Во второй части поднимается вопрос, кому и зачем нужно было проводить палеонтологическую экспедицию к мертвому епископу. Тут Герцен садится на любимого конька и начинает пламенно говорить о крепостном праве, на этот раз через призму религии, «народного опиума»: «Чудесам поверит своей детской душой крестьянин, бедный, обобранный дворянством, обворованный чиновничеством, обманутый освобождением, усталый от безвыходной работы, от безвыходной нищеты…». В третьей части А.И. Герцен разбирает историю с расколом православной церкви, оставаясь на стороне гонимых старообрядцев (которые еще в прошлом веке были буквально «знаменем» любой оппозиции) и обличая сытых «полицейских-церковников». Делает он это с таким пылом и умением, что ему хочется не только поверить, но и немедленно предать всех священнослужителей анафеме.

А. И. Герцен пародирует язык священных старославянских книг, умело употребляет архаизмы и историзмы, устаревшие формы слов и добивается эффекта точной цитаты. Кроме того, эти же устаревшие слова помогают достичь иронического эффекта.

Самая яркая черта любого текста А.И. Герцена – это ядовитая ирония, умело подобранные слова и фразы, через которые автор и покоряет аудиторию.

А.И. Герцен знает, что его слова не дойдут непосредственно до угнетаемого попами крестьянина: «О, если б слова мои могли дойти до тебя, труженик и страдалец земли русской — до тебя, которого та Русь, Русь лакеев и швейцаров, презирает, которого ливрея зовет черным народом и, издеваясь над твоей одеждой, снимает с тебя кушак, как прежде снимала твою бороду, — если б до тебя дошел мой голос, как я научил бы тебя презирать твоих духовных пастырей, поставленных над тобой петербургским синодом и немецким царем. Ты их не знаешь, ты обманут их облачением, ты смущен их евангельским словом — пора их вывести на свежую воду!» И тем не менее, ему известно, что эти слова дойдут до других людей, и рано или поздно здравый смысл восторжествует. Герцен требует ответа от архиереев, приводя им в пример их старообрядческих предшественников, и опять же знает, что ответа на его яростное «Я жду!» не последует. Это «Я жду!» следует читать как «Я прав!».

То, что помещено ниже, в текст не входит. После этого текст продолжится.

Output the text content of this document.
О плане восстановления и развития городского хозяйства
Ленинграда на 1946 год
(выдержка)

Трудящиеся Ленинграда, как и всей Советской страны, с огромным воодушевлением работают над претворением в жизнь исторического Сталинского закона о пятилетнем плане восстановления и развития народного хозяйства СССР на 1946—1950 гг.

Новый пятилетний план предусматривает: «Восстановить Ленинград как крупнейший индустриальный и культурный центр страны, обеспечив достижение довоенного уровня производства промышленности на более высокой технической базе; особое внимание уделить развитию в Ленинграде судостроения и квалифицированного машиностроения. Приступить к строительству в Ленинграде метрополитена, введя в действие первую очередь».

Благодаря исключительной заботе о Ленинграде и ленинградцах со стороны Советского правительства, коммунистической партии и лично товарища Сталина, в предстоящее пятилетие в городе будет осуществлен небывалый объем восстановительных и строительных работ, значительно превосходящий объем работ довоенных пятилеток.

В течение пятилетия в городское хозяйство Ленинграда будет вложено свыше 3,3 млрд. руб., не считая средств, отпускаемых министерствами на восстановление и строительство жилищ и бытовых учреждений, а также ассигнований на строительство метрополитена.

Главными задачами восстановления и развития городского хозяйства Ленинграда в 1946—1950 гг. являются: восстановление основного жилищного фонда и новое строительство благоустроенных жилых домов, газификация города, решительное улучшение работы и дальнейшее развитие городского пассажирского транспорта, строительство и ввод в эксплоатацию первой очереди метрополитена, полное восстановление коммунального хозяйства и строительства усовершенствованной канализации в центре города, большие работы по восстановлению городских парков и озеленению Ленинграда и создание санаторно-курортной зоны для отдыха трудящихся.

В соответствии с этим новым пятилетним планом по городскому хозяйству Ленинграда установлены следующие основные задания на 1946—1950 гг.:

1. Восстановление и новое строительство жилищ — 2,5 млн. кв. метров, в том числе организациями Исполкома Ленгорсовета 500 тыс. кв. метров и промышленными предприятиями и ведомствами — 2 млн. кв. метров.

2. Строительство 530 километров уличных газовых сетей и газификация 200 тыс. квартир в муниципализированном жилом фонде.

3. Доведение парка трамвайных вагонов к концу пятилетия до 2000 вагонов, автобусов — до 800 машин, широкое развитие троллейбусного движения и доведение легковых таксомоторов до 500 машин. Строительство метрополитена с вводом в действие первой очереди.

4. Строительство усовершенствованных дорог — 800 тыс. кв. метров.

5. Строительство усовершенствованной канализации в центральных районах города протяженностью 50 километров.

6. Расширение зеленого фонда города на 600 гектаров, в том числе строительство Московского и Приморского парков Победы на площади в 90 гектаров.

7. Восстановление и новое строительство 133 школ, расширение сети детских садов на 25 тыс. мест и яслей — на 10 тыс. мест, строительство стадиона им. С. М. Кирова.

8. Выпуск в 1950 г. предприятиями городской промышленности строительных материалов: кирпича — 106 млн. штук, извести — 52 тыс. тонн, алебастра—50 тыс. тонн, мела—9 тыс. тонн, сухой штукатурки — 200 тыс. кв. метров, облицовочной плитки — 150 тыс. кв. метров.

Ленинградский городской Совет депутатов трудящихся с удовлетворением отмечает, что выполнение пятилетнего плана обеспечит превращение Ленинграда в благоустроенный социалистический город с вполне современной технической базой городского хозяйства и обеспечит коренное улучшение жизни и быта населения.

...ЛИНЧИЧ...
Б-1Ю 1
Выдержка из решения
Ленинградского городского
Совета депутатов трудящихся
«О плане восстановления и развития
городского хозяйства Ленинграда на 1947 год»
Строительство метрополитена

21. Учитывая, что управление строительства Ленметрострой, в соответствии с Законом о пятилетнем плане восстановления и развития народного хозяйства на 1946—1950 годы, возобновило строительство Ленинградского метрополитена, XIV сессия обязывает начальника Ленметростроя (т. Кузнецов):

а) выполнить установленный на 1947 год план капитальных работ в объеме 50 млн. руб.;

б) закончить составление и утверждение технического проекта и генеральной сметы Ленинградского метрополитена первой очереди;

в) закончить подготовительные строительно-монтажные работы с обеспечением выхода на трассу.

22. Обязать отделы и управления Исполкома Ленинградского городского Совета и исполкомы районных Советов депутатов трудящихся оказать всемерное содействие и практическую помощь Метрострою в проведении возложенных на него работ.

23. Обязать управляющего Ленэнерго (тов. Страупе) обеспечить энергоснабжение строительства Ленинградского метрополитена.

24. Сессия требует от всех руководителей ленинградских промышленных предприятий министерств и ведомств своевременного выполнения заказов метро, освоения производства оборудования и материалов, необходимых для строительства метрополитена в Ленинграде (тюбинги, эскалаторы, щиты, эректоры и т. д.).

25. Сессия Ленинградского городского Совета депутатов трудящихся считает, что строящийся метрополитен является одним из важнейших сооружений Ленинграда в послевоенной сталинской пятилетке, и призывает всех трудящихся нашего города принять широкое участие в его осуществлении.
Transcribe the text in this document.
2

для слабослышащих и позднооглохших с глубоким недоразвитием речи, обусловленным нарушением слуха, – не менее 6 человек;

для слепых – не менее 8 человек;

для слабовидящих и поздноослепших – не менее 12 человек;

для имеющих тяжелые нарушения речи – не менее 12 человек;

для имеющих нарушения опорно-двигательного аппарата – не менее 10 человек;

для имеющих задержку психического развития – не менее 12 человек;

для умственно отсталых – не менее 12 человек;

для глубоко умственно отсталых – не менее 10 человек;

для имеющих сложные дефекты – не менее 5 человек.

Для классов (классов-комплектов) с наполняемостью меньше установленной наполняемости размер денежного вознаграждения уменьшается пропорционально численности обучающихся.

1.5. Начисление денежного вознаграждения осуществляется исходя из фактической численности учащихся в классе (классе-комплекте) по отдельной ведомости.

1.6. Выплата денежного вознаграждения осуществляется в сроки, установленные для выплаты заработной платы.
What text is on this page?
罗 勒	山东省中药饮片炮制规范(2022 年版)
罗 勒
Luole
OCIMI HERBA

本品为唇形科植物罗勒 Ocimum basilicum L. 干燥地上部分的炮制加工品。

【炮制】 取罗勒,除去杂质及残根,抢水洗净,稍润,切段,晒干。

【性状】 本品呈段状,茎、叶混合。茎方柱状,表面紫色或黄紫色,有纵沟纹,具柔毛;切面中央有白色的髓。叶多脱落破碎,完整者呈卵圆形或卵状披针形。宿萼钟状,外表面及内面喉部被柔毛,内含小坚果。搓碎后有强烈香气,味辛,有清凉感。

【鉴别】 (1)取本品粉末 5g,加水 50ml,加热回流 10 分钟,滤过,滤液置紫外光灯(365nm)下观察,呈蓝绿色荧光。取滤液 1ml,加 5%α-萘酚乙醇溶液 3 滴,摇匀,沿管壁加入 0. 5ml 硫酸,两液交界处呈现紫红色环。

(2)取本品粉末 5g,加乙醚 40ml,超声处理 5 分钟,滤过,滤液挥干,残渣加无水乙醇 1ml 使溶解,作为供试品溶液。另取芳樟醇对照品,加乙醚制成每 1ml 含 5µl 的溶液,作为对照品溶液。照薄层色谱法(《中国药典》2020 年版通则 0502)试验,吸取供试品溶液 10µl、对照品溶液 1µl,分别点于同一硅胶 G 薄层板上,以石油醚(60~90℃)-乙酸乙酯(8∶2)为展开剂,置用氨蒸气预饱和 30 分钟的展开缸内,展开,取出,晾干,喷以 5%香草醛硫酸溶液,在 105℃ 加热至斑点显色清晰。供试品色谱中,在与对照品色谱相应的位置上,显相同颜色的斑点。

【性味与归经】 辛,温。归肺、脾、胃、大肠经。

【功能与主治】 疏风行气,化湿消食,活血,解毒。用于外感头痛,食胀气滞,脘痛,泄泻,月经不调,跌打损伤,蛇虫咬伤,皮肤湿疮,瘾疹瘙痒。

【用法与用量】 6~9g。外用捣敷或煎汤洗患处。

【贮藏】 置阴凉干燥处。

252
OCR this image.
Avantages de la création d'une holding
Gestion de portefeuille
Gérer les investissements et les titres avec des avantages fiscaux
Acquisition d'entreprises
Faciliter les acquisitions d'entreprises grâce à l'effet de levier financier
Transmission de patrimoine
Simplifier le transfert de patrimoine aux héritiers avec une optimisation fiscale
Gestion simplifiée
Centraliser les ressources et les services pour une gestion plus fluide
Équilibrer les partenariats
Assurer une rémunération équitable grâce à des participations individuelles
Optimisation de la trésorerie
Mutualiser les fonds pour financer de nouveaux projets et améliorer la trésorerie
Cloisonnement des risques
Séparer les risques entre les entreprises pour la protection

Заканчивается «Ископаемый епископ» напутствием тем, кто может освободить крестьян не только от крепостной зависимости, но и от «поповского опиума» - им нужно помнить тех, кто не побоялся страдать за свой народ.

А.И. Герцен «Объявление о «Полярной звезде». Произведение написано 25 марта (6 апреля) 1855 года. Фактически, это официальное объявление о начале издания альманаха «Полярная звезда», выходившего в Лондоне с 1855 по 1862 год. А.И. Герцен и Н.П. Огарев назвали альманах «Полярной звездой» в честь подобного же издания, издаваемого декабристами в 1823-25 годах. Именно об этом, о Великой Пятнице, говорит Герцен в первом же абзаце своего произведения: «…«Полярная звезда» является снова, в день нашей Великой Пятницы, в тот день, в который пять виселиц сделались для нас пятью распятиями. Русское периодическое издание, выходящее без цензуры, исключительно посвященное вопросу русского освобождения и распространению в России свободного образа мыслей, принимает это название, чтоб показать непрерывность предания, преемственность труда, внутреннюю связь и кровное родство.» Произведение содержит в себе эпиграф «Да здравствует разум!» А. Пушкина. Это высказывание является своеобразным девизом герцено-огаревского альманаха.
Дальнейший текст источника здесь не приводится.